21- KELEBEK ETKİSİ

2.6K 259 180
                                    

Bayramınız mübarek olsunn canlarrr!

Burayı kısa tutuyorum çünkü bölüm sonunda TYT paragrafı yazdım resmen. Orada konuşuruz. Özlediğimden midir nedir yazdıkça yazasım geldi 😅

(Bölümü dört kez baştan sona okudum ama hâlâ mantık hatası var gibi hissediyorum teşekkürler Kızıl Araf evreni. Allah aşkına hata varsa söyleyin. Yazım hatası da kabul -_-)

Keyifli okumalar :)))

_____._____

2018 Mayıs

Karan'dan:

Doğduğum o sikik günden beri, gerçekten mutlu geçirdiğim günler sayılıydı. Öylesine azdı ki hatta, bazen durup düşünür, o anları unutmamak için elimden geleni yapardım. Anılarımda hep tanıdık yüzler olurdu. Mekan değişirdi. Zaman değişirdi. Bazen evren bile değişirdi ama kişiler değişmezdi.

Annem, Pamir, Hafza, Deniz, İlke...

Bir de o.

Afra.

Henüz daha çocukken, annem tarafından neden olduğunu asla anlayamadığım ve sorgulamadığım herhangi bir olay sonucu, yanıma getirilen ve durmadan ağlayan bir çocuk vardı. Yüzünün bazı yerlerinde ufak tefek, iyileşmeye yüz tutmuş yaraları abartarak anlatıyordu ve kolundaki kırık yüzünden ona yardım etmemi istiyordu. Masmavi gözleri, kumral saçlarıyla öylesine için için ağlıyordu ki çocuk hâlimle bile onu teselli etmeden duramamıştım. Ona, sahip olduğum en büyük oyuncak arabayı vermek istemiştim ancak bu onu daha da çok ağlatmıştı. Nedenini sorduğumda ise en yakın arkadaşıyla, ona verdiğime benzer bir araba yüzünden ayrılmak zorunda kaldığını söylemişti.

Annemle bu konuyu konuşmuştum. Az çok hatırlıyorum. Bana, "Sevilenler öyle kolay kolay unutulmaz Karan. Bak, Deniz en yakın arkadaşını kaybetmiş. Kimse onun arkadaşının yerine geçemez ama belki bir gün, sen de onun en yakın arkadaşı olursun." demişti.

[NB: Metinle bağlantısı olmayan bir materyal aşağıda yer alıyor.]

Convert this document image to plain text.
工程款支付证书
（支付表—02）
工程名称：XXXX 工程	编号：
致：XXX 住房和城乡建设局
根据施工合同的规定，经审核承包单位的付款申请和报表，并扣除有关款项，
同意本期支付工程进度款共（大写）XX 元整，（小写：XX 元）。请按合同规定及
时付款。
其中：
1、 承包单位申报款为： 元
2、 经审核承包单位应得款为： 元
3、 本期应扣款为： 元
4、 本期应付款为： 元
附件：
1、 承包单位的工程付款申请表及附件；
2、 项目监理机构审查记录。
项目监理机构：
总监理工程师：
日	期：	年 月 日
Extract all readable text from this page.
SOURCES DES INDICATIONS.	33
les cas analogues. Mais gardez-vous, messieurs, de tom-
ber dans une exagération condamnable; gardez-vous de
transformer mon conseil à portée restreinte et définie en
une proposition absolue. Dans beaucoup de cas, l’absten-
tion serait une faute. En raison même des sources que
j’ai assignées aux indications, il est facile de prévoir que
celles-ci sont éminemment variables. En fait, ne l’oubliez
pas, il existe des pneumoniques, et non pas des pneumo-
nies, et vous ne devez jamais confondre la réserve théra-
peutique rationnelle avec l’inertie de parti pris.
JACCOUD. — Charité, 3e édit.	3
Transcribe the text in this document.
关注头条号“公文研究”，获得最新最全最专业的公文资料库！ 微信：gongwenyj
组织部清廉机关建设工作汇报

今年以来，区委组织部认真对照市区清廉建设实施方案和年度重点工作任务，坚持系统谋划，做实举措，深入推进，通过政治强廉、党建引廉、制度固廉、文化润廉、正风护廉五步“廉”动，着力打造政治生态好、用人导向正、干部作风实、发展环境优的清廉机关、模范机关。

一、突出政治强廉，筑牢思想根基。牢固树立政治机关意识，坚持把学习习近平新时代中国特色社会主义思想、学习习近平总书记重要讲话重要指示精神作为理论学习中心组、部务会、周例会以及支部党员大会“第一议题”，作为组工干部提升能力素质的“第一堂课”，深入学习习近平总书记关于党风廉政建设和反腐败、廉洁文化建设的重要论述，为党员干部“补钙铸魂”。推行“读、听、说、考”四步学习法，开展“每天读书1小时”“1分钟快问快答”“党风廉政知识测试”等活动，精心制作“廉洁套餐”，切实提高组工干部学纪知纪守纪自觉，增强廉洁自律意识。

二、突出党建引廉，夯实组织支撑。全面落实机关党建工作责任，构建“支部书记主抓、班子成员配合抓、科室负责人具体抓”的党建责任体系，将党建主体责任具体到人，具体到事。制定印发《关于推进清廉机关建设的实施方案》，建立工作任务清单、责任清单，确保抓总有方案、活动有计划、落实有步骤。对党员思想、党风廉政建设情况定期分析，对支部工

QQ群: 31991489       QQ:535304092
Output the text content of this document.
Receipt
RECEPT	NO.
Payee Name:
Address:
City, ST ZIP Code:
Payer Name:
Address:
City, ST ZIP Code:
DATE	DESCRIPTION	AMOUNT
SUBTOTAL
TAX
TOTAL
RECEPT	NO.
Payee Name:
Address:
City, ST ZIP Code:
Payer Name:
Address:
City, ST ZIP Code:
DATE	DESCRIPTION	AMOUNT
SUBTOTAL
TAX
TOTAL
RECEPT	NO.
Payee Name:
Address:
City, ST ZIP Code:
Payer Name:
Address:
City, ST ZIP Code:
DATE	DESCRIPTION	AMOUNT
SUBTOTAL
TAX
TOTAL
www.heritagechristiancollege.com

Biliyordum. Henüz çocuk olduğum ve pek çok gerçeği bilmediğim o güzel günlerde bile, annemin dediği gibi Deniz'in beni o arkadaşının yerine hiçbir zaman tam anlamıyla koyamayacağını biliyordum.

"Sevilenler unutulmazsa Deniz de arkadaşını unutmaz anne. O zaman nasıl en yakın arkadaşı olacağım? En yakın arkadaş bir tane olur bir kere." Bu sözleri söyledikten sonra annem cevap verene kadar en yakın arkadaşımın Pamir mi, Hafza mı, yoksa İlke mi olduğunu düşündüğümü hatırlıyorum. Annem beni kucağını oturtup saçımı düzeltti ve gülümsedi. "Hayır canım, en yakın arkadaş iki tane de olabilir. İkiniz Deniz'in en yakın arkadaşları olun. Deniz kendini çok şanslı bir çocuk olarak görür böylece. Olmaz mı?" Benim en yakın arkadaşlarım beş kişi de olabilirdi öyleyse. Kafamı salladığımı, anneme sarıldığımı ve aklımdan Deniz'in en yakın arkadaşını bir gün bulup hep birlikte oyunlar oynamamız gerektiğini geçirdiğimi hatırlıyorum. Deniz böyle için için ağlamak yerine mutlu olmalıydı çünkü. Onu mutlu etmeliydim. Henüz annemin yaşadığı o günlerde, ölümünden önceki son doğum günümde, yedinci yaş doğum günümde, henüz küçük olan ellerime kan bulaşmamışken annemden istediğim hediye de tam olarak bu konuyla alakalıydı.

"Deniz'in arkadaşını bulabilir miyiz anne?"

Annemin üzerinden belli bir süre geçmiş olmasına rağmen bu konuya kafayı takmama şaşırdığını hatırlıyorum. Daha sonra Afra'yı bir şekilde bulduğunu ve her gün neler yaptığını bize söylediğini.

Zorlansa da bizi aynı rüya içinde buluşturmuştu bir defasında. Afra'yı uzaktan izlemiştik. Kesik kesik görüntüler vardı yalnızca. Afra, annesi tarafından şiddete maruz kalıyordu.